The top House Democrats underscored the importance of their request by noting that artificial intelligence-enabled and automated systems, and other means used by social media platforms to take down graphic posts, may be removing content from their platforms that could be used as possible evidence of human rights violations.
“We are concerned that social media platforms, including Facebook and Instagram, do not have adequate procedures in place to archive this content so that it can be made available to international organizations conducting investigations into allegations of war crimes and other atrocities,” they wrote to Zuckerberg.

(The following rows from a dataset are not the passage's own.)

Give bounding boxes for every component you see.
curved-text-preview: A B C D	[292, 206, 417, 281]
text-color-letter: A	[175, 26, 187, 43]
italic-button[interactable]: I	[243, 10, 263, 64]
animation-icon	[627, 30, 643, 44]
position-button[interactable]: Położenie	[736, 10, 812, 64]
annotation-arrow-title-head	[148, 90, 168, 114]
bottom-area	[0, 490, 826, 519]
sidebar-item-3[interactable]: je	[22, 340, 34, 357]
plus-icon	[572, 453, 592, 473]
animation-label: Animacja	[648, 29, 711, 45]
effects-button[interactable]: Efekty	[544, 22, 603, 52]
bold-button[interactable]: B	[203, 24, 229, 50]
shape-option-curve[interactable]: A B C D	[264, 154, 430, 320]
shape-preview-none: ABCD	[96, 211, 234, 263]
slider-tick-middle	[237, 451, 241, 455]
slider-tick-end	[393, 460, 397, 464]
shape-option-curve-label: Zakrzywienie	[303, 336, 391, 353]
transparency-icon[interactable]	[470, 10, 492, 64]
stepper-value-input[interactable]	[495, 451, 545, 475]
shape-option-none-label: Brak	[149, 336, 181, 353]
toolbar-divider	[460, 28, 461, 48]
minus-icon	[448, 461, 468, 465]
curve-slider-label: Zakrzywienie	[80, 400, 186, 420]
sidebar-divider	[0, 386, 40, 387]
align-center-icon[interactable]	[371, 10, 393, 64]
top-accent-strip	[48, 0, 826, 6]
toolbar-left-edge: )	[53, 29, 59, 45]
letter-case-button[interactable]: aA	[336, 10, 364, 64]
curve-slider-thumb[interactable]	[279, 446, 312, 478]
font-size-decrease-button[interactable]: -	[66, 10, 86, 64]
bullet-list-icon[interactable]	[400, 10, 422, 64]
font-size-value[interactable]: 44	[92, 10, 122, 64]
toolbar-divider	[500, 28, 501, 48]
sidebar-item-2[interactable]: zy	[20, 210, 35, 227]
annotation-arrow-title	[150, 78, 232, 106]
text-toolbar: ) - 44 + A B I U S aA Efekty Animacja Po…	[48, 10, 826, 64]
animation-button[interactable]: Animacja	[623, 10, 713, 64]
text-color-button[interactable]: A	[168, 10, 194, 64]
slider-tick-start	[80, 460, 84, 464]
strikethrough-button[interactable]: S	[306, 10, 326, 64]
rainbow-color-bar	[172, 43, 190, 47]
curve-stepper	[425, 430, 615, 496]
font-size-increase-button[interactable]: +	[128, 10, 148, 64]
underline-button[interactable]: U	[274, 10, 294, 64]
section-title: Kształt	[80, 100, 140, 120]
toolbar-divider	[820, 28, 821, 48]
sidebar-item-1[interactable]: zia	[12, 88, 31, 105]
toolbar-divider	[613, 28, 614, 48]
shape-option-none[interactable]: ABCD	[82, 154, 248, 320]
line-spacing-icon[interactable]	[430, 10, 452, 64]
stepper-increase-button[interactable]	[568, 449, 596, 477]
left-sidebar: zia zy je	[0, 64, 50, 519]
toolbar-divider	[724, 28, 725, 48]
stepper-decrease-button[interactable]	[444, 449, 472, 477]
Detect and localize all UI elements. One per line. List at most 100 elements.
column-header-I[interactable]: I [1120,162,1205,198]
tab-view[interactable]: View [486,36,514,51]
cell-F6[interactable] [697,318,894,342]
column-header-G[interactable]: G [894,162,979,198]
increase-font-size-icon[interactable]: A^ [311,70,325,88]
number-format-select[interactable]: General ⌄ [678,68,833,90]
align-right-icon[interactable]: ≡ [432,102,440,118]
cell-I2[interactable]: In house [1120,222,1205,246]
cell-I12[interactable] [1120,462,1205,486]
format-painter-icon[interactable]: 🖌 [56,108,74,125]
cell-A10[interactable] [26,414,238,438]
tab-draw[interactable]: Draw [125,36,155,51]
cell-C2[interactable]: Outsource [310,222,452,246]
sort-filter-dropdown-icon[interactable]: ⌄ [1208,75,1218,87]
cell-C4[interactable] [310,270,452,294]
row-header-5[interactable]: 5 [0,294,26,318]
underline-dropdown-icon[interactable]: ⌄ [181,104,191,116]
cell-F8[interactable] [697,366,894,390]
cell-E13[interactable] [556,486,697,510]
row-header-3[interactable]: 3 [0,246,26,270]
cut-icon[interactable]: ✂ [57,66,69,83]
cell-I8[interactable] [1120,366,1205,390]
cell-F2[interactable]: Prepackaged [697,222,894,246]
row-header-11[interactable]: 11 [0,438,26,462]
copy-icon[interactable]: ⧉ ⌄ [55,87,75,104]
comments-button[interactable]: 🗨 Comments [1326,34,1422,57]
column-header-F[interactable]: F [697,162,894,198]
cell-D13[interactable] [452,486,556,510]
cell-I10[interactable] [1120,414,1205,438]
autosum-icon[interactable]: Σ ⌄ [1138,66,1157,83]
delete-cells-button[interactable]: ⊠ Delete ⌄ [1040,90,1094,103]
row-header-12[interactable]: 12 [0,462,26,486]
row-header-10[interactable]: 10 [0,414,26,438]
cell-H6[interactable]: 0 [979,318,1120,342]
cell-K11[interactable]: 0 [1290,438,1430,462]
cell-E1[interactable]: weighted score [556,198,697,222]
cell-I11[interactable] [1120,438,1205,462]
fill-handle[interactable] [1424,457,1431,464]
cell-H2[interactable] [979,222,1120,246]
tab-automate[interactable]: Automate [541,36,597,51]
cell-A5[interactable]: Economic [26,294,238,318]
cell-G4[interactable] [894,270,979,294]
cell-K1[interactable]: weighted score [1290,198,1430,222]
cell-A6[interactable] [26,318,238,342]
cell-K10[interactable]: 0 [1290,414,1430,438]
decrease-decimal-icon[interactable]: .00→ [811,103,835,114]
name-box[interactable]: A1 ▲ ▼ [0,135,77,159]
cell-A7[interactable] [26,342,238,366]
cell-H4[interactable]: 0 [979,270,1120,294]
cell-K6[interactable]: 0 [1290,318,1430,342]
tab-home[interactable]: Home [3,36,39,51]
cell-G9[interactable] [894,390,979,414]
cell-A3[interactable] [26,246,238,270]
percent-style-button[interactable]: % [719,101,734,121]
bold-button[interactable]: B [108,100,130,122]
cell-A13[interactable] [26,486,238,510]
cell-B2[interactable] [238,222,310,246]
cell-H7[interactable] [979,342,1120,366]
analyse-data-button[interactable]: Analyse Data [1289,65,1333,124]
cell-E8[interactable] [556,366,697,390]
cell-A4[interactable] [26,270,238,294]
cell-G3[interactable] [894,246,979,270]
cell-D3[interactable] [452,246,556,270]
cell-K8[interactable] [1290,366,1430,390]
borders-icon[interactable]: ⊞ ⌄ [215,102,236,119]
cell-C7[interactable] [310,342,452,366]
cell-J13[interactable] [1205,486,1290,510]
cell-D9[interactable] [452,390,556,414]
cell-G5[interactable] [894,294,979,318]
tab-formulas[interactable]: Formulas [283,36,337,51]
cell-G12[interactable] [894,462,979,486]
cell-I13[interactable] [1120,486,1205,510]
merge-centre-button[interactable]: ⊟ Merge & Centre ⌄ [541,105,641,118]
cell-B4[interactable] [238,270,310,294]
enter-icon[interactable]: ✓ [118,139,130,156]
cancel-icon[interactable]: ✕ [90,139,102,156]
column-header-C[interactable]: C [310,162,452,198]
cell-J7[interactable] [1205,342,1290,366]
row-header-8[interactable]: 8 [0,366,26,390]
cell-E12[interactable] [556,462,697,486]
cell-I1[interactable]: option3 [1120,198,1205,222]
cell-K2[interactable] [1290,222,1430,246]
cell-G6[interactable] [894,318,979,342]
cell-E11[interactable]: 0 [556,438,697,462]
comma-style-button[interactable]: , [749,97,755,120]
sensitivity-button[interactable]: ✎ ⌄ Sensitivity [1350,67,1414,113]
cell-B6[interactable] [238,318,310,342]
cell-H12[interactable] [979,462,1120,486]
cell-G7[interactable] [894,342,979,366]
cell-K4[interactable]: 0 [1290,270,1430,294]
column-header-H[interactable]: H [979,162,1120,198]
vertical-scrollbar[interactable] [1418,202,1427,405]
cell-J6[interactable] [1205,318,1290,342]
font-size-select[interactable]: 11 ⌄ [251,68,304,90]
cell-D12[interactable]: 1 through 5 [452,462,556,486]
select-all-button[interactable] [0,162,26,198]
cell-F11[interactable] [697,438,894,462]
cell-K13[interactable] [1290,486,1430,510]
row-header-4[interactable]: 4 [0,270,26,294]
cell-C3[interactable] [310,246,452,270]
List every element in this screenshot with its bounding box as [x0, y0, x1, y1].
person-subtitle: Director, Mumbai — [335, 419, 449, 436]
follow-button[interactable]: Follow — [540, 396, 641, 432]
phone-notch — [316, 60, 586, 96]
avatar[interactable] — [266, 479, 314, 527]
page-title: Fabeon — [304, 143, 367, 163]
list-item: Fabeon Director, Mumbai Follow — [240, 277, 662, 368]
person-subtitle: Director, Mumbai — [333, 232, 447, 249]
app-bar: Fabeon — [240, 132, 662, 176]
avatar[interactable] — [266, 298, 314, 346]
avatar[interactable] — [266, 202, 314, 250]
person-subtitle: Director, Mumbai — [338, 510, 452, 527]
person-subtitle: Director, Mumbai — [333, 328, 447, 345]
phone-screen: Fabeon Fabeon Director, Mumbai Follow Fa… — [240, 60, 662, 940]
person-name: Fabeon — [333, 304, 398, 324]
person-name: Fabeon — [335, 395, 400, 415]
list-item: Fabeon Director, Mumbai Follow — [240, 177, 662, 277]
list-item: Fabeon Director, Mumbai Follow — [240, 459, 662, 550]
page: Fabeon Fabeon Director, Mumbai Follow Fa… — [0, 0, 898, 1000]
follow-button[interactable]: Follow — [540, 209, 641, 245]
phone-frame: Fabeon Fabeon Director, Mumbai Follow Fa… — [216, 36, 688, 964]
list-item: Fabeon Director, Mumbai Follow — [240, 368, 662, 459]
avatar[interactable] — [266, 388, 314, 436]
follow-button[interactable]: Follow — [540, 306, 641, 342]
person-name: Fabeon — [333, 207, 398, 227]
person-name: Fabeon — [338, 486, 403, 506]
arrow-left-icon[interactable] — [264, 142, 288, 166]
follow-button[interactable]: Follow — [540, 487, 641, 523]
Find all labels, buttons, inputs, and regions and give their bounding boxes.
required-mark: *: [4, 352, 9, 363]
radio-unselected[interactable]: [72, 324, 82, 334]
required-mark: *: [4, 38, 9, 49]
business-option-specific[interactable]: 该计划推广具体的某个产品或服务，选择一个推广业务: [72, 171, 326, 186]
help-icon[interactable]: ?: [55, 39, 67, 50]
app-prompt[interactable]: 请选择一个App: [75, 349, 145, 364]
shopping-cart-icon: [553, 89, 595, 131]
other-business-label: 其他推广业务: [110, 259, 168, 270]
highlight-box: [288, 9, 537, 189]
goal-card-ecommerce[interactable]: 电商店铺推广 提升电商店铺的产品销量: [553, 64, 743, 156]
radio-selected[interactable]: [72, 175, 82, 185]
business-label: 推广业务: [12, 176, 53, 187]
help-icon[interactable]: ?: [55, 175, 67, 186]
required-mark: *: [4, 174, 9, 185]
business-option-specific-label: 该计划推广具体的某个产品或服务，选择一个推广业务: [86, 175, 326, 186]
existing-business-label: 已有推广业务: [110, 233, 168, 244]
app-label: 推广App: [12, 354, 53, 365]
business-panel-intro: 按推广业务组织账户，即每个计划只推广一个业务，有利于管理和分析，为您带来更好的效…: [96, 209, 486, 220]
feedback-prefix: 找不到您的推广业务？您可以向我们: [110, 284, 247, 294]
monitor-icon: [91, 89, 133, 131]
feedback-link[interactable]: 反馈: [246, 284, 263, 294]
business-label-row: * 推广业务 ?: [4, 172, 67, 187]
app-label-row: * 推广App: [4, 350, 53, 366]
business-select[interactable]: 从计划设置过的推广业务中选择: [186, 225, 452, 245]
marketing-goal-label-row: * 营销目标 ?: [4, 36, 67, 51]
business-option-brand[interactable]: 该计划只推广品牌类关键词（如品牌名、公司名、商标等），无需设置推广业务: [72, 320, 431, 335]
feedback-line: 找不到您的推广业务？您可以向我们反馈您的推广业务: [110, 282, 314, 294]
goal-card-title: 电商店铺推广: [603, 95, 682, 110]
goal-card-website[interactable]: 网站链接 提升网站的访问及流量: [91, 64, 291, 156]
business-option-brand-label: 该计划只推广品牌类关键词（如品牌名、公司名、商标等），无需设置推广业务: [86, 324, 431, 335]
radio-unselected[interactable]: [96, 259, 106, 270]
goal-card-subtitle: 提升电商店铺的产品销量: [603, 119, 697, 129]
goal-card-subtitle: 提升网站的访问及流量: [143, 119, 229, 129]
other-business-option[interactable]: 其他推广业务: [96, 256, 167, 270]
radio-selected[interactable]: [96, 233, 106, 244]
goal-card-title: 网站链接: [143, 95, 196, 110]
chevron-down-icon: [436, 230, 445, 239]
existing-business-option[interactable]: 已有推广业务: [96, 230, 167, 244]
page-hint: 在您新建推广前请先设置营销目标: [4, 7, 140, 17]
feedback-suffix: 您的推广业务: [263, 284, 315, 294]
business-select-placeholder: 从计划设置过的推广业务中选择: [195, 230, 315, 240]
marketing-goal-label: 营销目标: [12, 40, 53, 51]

“Without proper archival procedures and mechanisms in place, the removal of this content means ‘valuable evidence … can be effectively lost forever,’ further hindering the ability of investigators to collect, examine, and verify evidence of human rights violations and war crimes,” they added.
The letters were signed by House Oversight Committee Chair Carolyn B. Maloney (D-N.Y.), House Foreign Affairs Committee Chair Gregory Meeks (D-N.Y.) and Reps. Stephen Lynch (D-Mass.) and Bill Keating (D-Mass.)
The development comes after Attorney General Merrick Garland confirmed last month that the United States was assisting Ukraine in collecting and preserving evidence of possible war crimes.